All proceeds from Issho: A Minnesota Taiko Celebration will go to benefit the Immigrant Law Center of Minnesota and the Twin Cities Japanese American Citizens League Education Committee. In addition to Harisen Daiko, the groups performing include Kogen Taiko, originally based within the Twin Cities Buddhist Association, coming out of hiatus for this performance; Ensō Daiko, a professional group formed in 1997; Taikollaborative, a community group; and St. Olaf Taiko, a collegiate group started in 2004. Since so much of taiko is about collaboration and dialogue—with each other and with the community and the audience—the organizers decided to give back to the community formally. While each group will have its own time to shine, the five groups will be playing together in various combinations on a couple pieces, including an improvisatory piece featuring everyone.

Harisen Daiko performers outside

A more traditional Harisen Taiko performance. Photo courtesy of Harisen Daiko

Taiko is, at its heart, a drum ensemble. Performances are loud and energetic; they typically have a mix of pieces that are composed—as in, written down—and those that are improvisatory. Performers shout, gesture emphatically, trade drums, and twirl sticks in the air. As the Harisen Daiko website says, “Yes, that noise was us.” While the other local groups don’t necessarily have a nerd-related focus, geeks will appreciate the dedication, focus, and interest in niche topics required to excel in an area like this. Performers, even in the community ensembles, rehearse weekly or more often, and some of them have even taken up composing for their chosen ensembles.

Taiko (or daiko, depending on the word that precedes it) is a relatively recent art form. Although its roots—military and other kinds of ceremonial drumming—are thousands of years old in Japan, it only got its start after 1951, when Japanese jazz drummer Daihachi Oguchi founded an ensemble for the purpose of artistic performance. It soon was imported to the United States, with the first group organized in San Francisco in 1968 and the first student group at UCLA in 1990. Taiko came to Minnesota with Kogen Taiko in 1985 and formally to Minnesota colleges with the formation of St. Olaf’s group, although many local schools have hosted classes and performances of the other area groups.
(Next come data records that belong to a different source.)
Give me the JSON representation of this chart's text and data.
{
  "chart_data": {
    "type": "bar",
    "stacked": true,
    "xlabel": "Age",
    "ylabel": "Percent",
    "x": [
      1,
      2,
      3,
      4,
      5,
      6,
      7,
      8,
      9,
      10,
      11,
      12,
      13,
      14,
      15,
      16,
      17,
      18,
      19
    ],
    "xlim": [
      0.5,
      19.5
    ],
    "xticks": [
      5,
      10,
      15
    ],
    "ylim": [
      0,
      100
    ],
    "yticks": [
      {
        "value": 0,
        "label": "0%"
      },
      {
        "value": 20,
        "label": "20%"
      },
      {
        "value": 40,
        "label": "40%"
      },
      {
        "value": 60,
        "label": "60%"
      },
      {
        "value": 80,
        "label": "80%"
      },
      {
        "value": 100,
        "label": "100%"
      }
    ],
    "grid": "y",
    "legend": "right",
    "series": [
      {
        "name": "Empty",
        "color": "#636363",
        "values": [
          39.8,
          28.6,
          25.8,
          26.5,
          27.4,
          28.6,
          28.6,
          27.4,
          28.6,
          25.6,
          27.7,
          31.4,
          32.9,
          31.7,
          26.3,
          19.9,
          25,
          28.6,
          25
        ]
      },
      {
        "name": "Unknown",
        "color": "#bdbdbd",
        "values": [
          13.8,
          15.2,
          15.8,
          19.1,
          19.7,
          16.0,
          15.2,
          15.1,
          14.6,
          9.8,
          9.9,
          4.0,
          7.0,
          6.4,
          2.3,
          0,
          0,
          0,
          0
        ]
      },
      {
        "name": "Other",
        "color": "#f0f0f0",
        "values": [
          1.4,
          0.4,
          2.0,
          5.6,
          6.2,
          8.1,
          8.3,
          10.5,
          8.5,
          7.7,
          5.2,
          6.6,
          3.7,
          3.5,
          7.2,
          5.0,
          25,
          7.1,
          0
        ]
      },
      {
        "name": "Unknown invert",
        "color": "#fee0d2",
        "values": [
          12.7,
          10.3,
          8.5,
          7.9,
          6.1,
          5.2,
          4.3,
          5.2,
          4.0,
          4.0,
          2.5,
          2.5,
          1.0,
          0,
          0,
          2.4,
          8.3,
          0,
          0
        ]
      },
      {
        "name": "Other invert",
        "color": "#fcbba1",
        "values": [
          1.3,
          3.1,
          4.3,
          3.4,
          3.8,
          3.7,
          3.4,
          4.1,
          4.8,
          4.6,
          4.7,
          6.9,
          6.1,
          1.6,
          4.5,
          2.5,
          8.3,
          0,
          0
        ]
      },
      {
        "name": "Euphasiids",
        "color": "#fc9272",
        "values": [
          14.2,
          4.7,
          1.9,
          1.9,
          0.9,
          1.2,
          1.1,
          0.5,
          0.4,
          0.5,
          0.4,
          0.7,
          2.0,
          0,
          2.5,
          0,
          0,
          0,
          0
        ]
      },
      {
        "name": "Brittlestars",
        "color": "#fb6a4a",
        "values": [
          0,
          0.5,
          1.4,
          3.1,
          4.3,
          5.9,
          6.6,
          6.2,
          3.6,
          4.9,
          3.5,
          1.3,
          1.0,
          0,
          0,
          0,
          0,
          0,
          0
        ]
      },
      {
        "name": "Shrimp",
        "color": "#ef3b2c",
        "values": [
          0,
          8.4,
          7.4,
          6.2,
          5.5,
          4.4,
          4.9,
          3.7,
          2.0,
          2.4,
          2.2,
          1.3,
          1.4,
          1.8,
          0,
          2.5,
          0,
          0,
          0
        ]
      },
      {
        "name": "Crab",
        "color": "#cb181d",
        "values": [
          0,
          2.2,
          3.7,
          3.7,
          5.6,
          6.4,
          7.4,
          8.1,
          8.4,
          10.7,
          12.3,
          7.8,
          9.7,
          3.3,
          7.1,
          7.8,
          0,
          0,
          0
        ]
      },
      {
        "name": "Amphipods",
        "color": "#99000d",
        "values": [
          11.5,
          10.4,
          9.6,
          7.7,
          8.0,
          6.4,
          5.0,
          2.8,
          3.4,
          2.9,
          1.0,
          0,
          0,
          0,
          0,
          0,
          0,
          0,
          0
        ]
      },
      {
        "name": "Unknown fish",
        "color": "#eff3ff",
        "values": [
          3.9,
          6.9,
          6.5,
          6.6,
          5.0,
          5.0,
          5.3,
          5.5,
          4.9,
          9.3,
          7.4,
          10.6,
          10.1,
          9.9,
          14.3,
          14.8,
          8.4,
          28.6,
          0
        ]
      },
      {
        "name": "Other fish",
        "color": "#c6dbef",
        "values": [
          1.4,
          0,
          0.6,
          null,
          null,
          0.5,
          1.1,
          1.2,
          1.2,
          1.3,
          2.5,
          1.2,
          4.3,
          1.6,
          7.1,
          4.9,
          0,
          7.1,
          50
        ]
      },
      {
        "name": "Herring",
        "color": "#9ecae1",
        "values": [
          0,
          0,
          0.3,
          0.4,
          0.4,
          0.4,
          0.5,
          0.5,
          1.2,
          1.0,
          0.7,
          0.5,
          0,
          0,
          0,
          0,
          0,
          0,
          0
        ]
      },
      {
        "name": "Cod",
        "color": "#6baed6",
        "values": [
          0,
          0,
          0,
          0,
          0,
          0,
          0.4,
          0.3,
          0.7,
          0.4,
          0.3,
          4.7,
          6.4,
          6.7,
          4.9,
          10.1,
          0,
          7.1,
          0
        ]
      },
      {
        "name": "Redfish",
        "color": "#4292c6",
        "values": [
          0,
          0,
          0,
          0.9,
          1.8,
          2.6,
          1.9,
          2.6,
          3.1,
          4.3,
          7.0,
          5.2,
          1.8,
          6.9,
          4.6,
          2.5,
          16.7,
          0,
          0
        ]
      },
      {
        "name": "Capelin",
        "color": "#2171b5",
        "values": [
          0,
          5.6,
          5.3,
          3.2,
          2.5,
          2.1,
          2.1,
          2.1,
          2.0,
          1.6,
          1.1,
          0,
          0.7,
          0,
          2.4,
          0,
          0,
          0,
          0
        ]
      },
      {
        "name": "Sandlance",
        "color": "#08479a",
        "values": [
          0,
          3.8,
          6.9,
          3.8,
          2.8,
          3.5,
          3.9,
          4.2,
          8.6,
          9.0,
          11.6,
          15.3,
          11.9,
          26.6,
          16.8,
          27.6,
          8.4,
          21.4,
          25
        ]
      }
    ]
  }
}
While Issho itself, whose title means “together” in Japanese, has been spearheaded by Harisen Daiko, the idea of collaboration among the groups isn’t without precedent. During the 2017–2018 season, Ensō Daiko held a Taiko Tuesdays series of concerts. For the first one, held at the Ordway, the professional group invited members of Harisen and Taikollaborative to perform with them, and many of the other concerts included outside performers. Now, a year later, the local players have decided to bring five of the local groups together to celebrate the community of taiko and to support the Twin Cities community that has supported them for so long.

“Because of Harisen’s geeky nature, we’re susceptible to the power of team-ups, which may be why we got so excited about this idea,” says Vanessa Stephan, a member of Harisen Daiko and one of the organizers of the event. “At an individual level, there’s a lot of interaction between the groups. Some Harisen members learned taiko when they were students at St. Olaf. Many of us took, or continue to take, classes with Mu Daiko, now Ensō Daiko. Some people are members of more than one group. But as groups, we generally only cross paths at events like Como’s Obon Festival, or Normandale’s Japanese Garden Festival.” And now, fans will get to see five groups in one concert.

For those on the fence about going, watching a performance—and absorbing the energy, even through a video—is the best way to determine whether it’s something you’d enjoy. Try Harisen Daiko’s 2017 performance at CONvergence, above, or Taikollaborative at mile 9 of the Twin Cities Marathon. Or, if you prefer something a little more formal, here’s Ensō Daiko with guests from last October, or an older video of Kogen Taiko. For a longer performance, St. Olaf Taiko’s YouTube channel has entire live concerts.

Issho: A Minnesota Taiko Celebration will be held at 7:00 p.m. on March 19 at the Gremlin Theatre in St. Paul. Entrance is $15 for general admission or $10 for seniors and students. Tickets and more information are available here.